A significant portion will go toward lawmakers’ continued work on better funding for K-12 education, but Democrats, who narrowly control both chambers, also are looking to ease some of the pain from a spike in property tax bills this year caused by last year’s levy swap.
That’s a legitimate use of a portion of that new revenue, but there’s an equally legitimate purpose — three actually — that the state treasurer would like to see receive some of that windfall.
Duane Davidson, now in his second year of office, hasn’t been one to pursue many policy issues with lawmakers, unlike his predecessor who outlined an ambitious tax reform proposal that earned little interest. But Davidson has taken a stand to defend against raids of the “rainy day” fund and asked lawmakers to consider using some of the additional revenue to pay down the state’s bond debt, add to its “rainy day” reserves or pay more toward its unfunded pension obligations. Their choice.
“I think that money would be better spent paying down any debt, pick your debt,” Davidson told the Associated Press last week.
And there’s significant debt to pay down.
The state’s Debt Affordability Study for 2018, released by Davidson’s office, reports that the state’s debt portfolio has over the course of the last 20 years grown from $6.8 billion to more than $19 billion and totals $21 billion when financing contracts are included.
Washington state is among the top — bottom? — ten states in the union for highest state debt as a percentage of personal income and as a percentage of gross state product. And it has the nation’s sixth highest debt per capita. If the state sent a bill to every woman, man and child in the Evergreen State, each would end up paying $2,717 to zero out the debt. The national average for such a bill would be about $1,000; for Nebraska residents, the bill would be zero.
The state hasn’t been irresponsible in what it has spent money on. The largest portion of debt from bonds pays for roads, bridges, transit and other transportation projects, as well as the projects that are funded every other year through the capital budget, including schools, community centers, parks and more.

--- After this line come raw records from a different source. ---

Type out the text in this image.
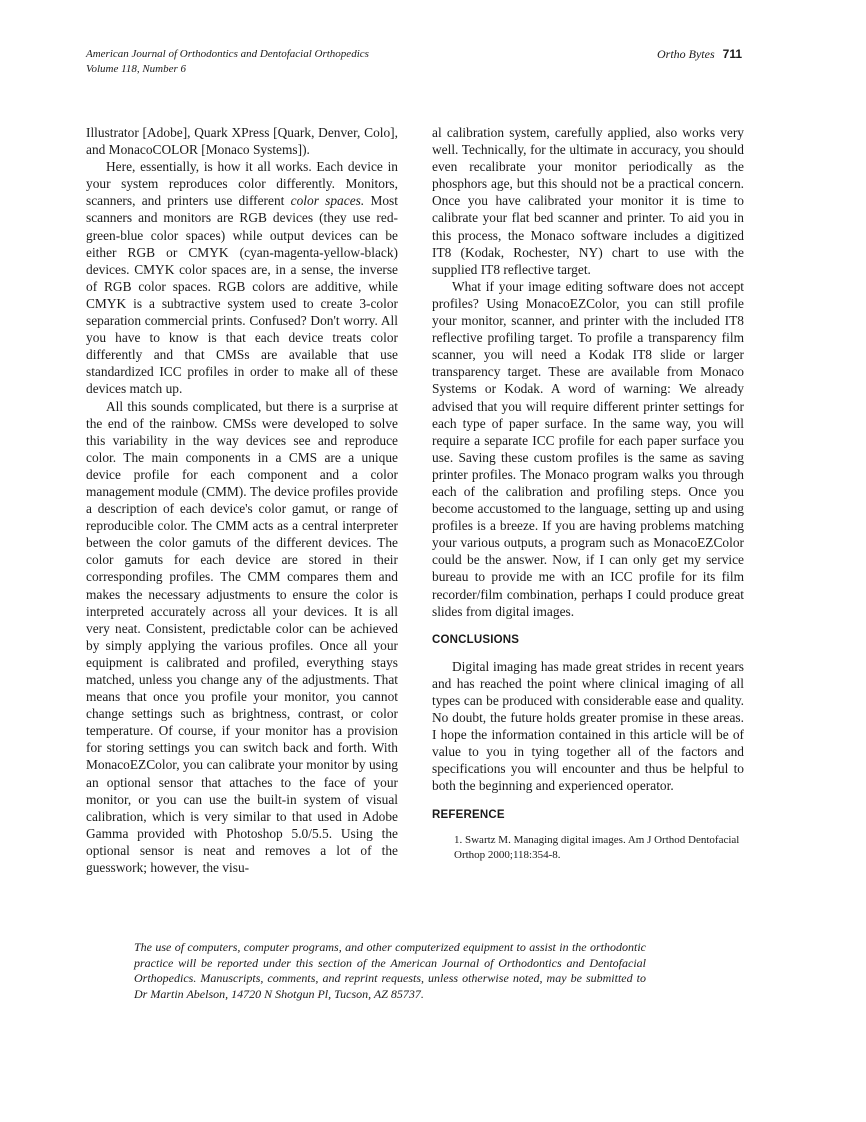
American Journal of Orthodontics and Dentofacial Orthopedics
Volume 118, Number 6
Ortho Bytes 711

Illustrator [Adobe], Quark XPress [Quark, Denver, Colo], and MonacoCOLOR [Monaco Systems]).

Here, essentially, is how it all works. Each device in your system reproduces color differently. Monitors, scanners, and printers use different color spaces. Most scanners and monitors are RGB devices (they use red-green-blue color spaces) while output devices can be either RGB or CMYK (cyan-magenta-yellow-black) devices. CMYK color spaces are, in a sense, the inverse of RGB color spaces. RGB colors are additive, while CMYK is a subtractive system used to create 3-color separation commercial prints. Confused? Don't worry. All you have to know is that each device treats color differently and that CMSs are available that use standardized ICC profiles in order to make all of these devices match up.

All this sounds complicated, but there is a surprise at the end of the rainbow. CMSs were developed to solve this variability in the way devices see and reproduce color. The main components in a CMS are a unique device profile for each component and a color management module (CMM). The device profiles provide a description of each device's color gamut, or range of reproducible color. The CMM acts as a central interpreter between the color gamuts of the different devices. The color gamuts for each device are stored in their corresponding profiles. The CMM compares them and makes the necessary adjustments to ensure the color is interpreted accurately across all your devices. It is all very neat. Consistent, predictable color can be achieved by simply applying the various profiles. Once all your equipment is calibrated and profiled, everything stays matched, unless you change any of the adjustments. That means that once you profile your monitor, you cannot change settings such as brightness, contrast, or color temperature. Of course, if your monitor has a provision for storing settings you can switch back and forth. With MonacoEZColor, you can calibrate your monitor by using an optional sensor that attaches to the face of your monitor, or you can use the built-in system of visual calibration, which is very similar to that used in Adobe Gamma provided with Photoshop 5.0/5.5. Using the optional sensor is neat and removes a lot of the guesswork; however, the visu-

al calibration system, carefully applied, also works very well. Technically, for the ultimate in accuracy, you should even recalibrate your monitor periodically as the phosphors age, but this should not be a practical concern. Once you have calibrated your monitor it is time to calibrate your flat bed scanner and printer. To aid you in this process, the Monaco software includes a digitized IT8 (Kodak, Rochester, NY) chart to use with the supplied IT8 reflective target.

What if your image editing software does not accept profiles? Using MonacoEZColor, you can still profile your monitor, scanner, and printer with the included IT8 reflective profiling target. To profile a transparency film scanner, you will need a Kodak IT8 slide or larger transparency target. These are available from Monaco Systems or Kodak. A word of warning: We already advised that you will require different printer settings for each type of paper surface. In the same way, you will require a separate ICC profile for each paper surface you use. Saving these custom profiles is the same as saving printer profiles. The Monaco program walks you through each of the calibration and profiling steps. Once you become accustomed to the language, setting up and using profiles is a breeze. If you are having problems matching your various outputs, a program such as MonacoEZColor could be the answer. Now, if I can only get my service bureau to provide me with an ICC profile for its film recorder/film combination, perhaps I could produce great slides from digital images.

CONCLUSIONS

Digital imaging has made great strides in recent years and has reached the point where clinical imaging of all types can be produced with considerable ease and quality. No doubt, the future holds greater promise in these areas. I hope the information contained in this article will be of value to you in tying together all of the factors and specifications you will encounter and thus be helpful to both the beginning and experienced operator.

REFERENCE

1. Swartz M. Managing digital images. Am J Orthod Dentofacial Orthop 2000;118:354-8.

The use of computers, computer programs, and other computerized equipment to assist in the orthodontic practice will be reported under this section of the American Journal of Orthodontics and Dentofacial Orthopedics. Manuscripts, comments, and reprint requests, unless otherwise noted, may be submitted to Dr Martin Abelson, 14720 N Shotgun Pl, Tucson, AZ 85737.
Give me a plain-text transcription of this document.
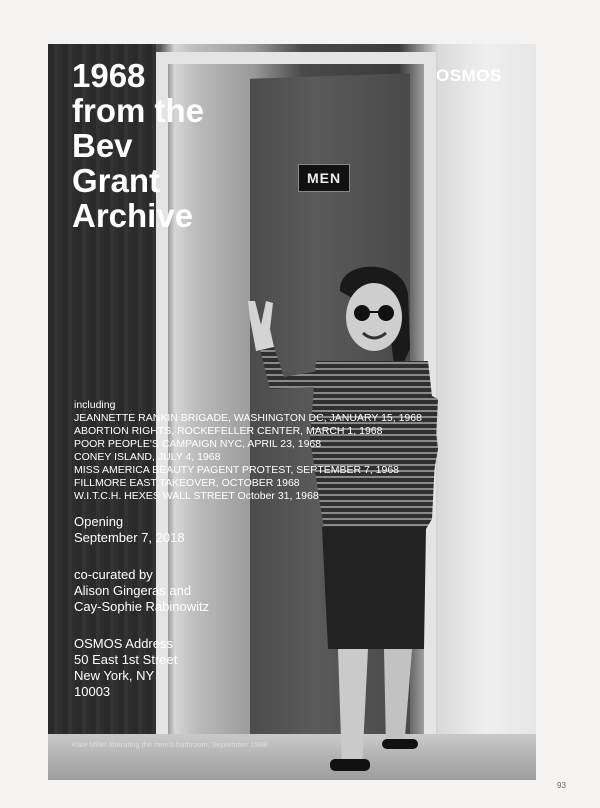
MEN
1968
from the
Bev
Grant
Archive
OSMOS
including
JEANNETTE RANKIN BRIGADE, WASHINGTON DC, JANUARY 15, 1968
ABORTION RIGHTS, ROCKEFELLER CENTER, MARCH 1, 1968
POOR PEOPLE'S CAMPAIGN NYC, APRIL 23, 1968
CONEY ISLAND, JULY 4, 1968
MISS AMERICA BEAUTY PAGENT PROTEST, SEPTEMBER 7, 1968
FILLMORE EAST TAKEOVER, OCTOBER 1968
W.I.T.C.H. HEXES WALL STREET October 31, 1968
Opening
September 7, 2018
co-curated by
Alison Gingeras and
Cay-Sophie Rabinowitz
OSMOS Address
50 East 1st Street
New York, NY
10003
Kate Millet liberating the men's bathroom, September 1968
93
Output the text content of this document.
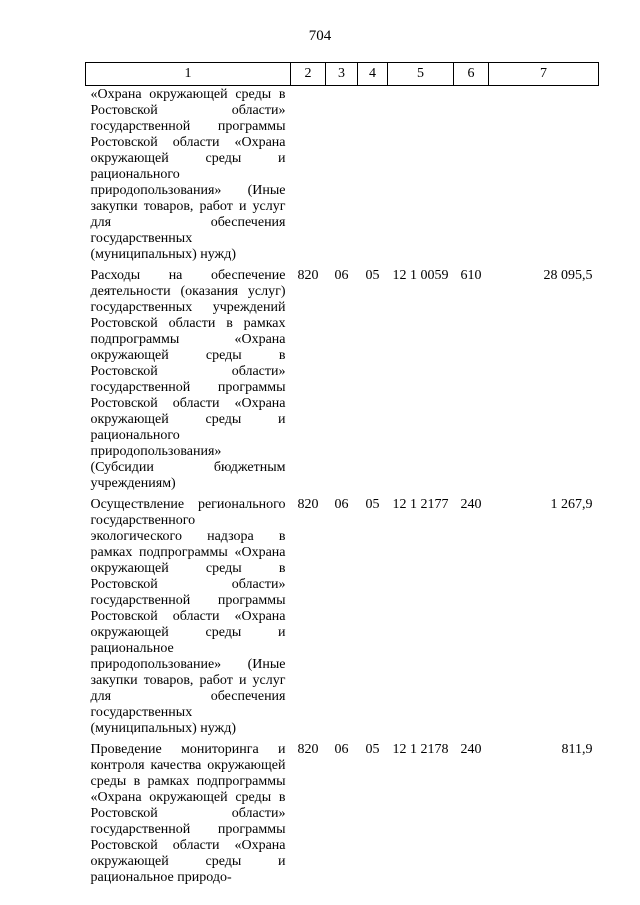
704
1	2	3	4	5	6	7
«Охрана окружающей среды в Ростовской области» государственной программы Ростовской области «Охрана окружающей среды и рационального природопользования» (Иные закупки товаров, работ и услуг для обеспечения государственных (муниципальных) нужд)						
Расходы на обеспечение деятельности (оказания услуг) государственных учреждений Ростовской области в рамках подпрограммы «Охрана окружающей среды в Ростовской области» государственной программы Ростовской области «Охрана окружающей среды и рационального природопользования» (Субсидии бюджетным учреждениям)	820	06	05	12 1 0059	610	28 095,5
Осуществление регионального государственного экологического надзора в рамках подпрограммы «Охрана окружающей среды в Ростовской области» государственной программы Ростовской области «Охрана окружающей среды и рациональное природопользование» (Иные закупки товаров, работ и услуг для обеспечения государственных (муниципальных) нужд)	820	06	05	12 1 2177	240	1 267,9
Проведение мониторинга и контроля качества окружающей среды в рамках подпрограммы «Охрана окружающей среды в Ростовской области» государственной программы Ростовской области «Охрана окружающей среды и рациональное природо-	820	06	05	12 1 2178	240	811,9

But the state hasn’t been paying down that debt and instead has added to it, preferring to use its credit card rather than increase taxes — such as a capital gains tax — or make difficult choices on spending.
This fiscal year, the state is schedule to pay about $1.2 billion, about 5.8 percent of its general fund revenues to pay for debt service, in other words, the interest on its debt. That’s the lowest percentage paid, Davidson’s office reports, since 2008, when the figure was 5.3 percent. During most years since 2008, the state has managed to pay between 6 percent and 7 percent.
Even with that debt load, the three credit rating agencies — S&P, Moody’s and Fitch — still give Washington state’s bond credit rating a strong rating of either AA+ or Aa1, largely based on the state’s booming economy, good financial management and relatively well-funded pensions, the treasurer’s office report says.
But that strong economy also points to an ability that isn’t being tapped that could — with relatively little pain at the moment — put more toward paying down that debt.
Admittedly, this late in the session, there’s little chance we’ll see legislators take a cue from Davidson — or for that matter from personal finance maven Michelle Singletary — and begin paying down the debt this year.
But it’s a subject lawmakers should return to next session when the budget process begins again, and before the state actually has send out those bills for $2,717.